Michael Hastings Tom and Viv This is Hastings' most well-known play about the disastrous marriage of T S Eliot and Vivienne Haigh-Wood. Coincidentally, in a biography of George Devine (a founder of the English Stage Company responsible for the 'golden age' of plays at the Royal Court) I read:
"Devine went along to the New Lindsay production of Don't Destroy Me [by Hastings] and discovered not only that its author had talent but that he was in some danger of destroying himself. Besides his eight-to-six tailoring job, he was drunk nightly in the Fitzrovian company of Colquhoun and MacBryde ... Devine thereupon 'in a most fatherly manner' warned him off the literary life and the Beaverbrook Press and advised him to get on with writing and finish his apprenticeship: telling 'me in no uncertain terms that Radiguet was a finer writer at this age than I was and young Raymond never required a Colquhoun or a MacBryde to carry him home at night.'" Irving Wardle The Theatres of George Devine (Cape, 1976) pp.195-196
Geoffrey Household Rogue Male First read at secondary school and reread a few times since then. Still a great thriller. And due for yet another remake, this time with Benedict Cumberbatch. Interesting article about it here.
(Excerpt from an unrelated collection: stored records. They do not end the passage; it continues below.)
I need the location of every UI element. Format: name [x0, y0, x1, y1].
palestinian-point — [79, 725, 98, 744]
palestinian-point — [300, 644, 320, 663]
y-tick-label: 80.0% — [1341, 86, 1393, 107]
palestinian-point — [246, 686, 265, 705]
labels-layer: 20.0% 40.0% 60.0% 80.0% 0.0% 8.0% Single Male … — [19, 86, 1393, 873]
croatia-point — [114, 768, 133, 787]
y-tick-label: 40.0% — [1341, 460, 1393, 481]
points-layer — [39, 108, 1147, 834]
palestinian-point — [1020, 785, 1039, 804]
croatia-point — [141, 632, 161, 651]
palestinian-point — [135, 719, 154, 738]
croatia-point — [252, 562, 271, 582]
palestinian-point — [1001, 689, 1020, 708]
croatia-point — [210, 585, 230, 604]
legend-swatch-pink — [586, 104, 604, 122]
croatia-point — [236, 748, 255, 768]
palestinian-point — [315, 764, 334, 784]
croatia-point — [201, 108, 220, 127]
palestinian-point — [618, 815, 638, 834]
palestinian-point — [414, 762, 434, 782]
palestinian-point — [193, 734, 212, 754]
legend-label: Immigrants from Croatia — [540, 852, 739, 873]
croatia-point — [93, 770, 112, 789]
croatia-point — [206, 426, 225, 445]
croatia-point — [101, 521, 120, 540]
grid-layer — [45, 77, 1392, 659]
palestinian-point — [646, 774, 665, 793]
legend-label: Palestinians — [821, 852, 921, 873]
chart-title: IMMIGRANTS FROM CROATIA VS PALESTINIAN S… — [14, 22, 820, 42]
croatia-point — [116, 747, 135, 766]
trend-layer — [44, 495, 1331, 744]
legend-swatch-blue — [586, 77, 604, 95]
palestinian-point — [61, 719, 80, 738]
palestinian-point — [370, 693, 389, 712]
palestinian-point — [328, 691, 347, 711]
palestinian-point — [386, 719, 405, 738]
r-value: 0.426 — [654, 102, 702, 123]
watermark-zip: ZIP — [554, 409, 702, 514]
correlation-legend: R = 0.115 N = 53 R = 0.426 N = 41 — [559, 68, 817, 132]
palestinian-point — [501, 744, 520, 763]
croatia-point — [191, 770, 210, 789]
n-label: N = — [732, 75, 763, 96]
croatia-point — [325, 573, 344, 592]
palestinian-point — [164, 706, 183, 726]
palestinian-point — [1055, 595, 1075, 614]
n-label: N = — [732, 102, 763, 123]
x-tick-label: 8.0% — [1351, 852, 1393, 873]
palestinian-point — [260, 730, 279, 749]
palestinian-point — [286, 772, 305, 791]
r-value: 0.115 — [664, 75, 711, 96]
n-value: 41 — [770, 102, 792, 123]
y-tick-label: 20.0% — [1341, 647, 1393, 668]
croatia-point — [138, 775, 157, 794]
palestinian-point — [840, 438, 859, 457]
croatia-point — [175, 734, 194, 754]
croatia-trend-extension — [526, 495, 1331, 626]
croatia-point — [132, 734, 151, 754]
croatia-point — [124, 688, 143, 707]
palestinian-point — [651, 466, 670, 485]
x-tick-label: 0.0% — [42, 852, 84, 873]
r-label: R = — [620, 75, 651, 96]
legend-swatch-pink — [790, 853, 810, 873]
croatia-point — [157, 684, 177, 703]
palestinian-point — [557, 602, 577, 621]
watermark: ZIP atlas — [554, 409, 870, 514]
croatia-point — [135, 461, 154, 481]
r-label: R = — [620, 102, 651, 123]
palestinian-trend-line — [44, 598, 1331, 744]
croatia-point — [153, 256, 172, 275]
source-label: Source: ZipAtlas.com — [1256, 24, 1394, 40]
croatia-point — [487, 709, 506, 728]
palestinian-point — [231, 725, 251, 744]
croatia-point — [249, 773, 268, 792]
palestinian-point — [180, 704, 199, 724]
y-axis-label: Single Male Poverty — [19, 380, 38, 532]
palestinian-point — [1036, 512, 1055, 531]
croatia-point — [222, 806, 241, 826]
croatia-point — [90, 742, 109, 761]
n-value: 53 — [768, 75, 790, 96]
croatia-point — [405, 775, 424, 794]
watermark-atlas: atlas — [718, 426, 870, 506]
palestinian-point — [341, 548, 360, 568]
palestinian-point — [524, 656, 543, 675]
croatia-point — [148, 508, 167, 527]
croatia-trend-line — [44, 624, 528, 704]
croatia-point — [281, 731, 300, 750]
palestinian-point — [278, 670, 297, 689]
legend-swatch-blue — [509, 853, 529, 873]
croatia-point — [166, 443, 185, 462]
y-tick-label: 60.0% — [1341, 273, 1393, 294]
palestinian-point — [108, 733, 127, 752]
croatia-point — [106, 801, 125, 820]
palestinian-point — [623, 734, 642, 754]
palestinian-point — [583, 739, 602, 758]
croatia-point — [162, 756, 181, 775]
John Russell Taylor The Art Nouveau Book in Britain
Allan Bryce Amicus The Friendly Face of Fear Just published, arrived appropriately on Halloween. I've enjoyed Doctor Terror's House of Horrors and The Skull this year. While Amicus' output was very mixed to say the least, it would appear that there are still one or two other films worth seeking out.
R K R Thornton ed. Poetry of the Nineties
David Hare The Secret Rapture
My play is now finished and I intend to send it to a professional (many advertise their services online, but one wonders about their real qualifications) to read through and comment on before any further progress.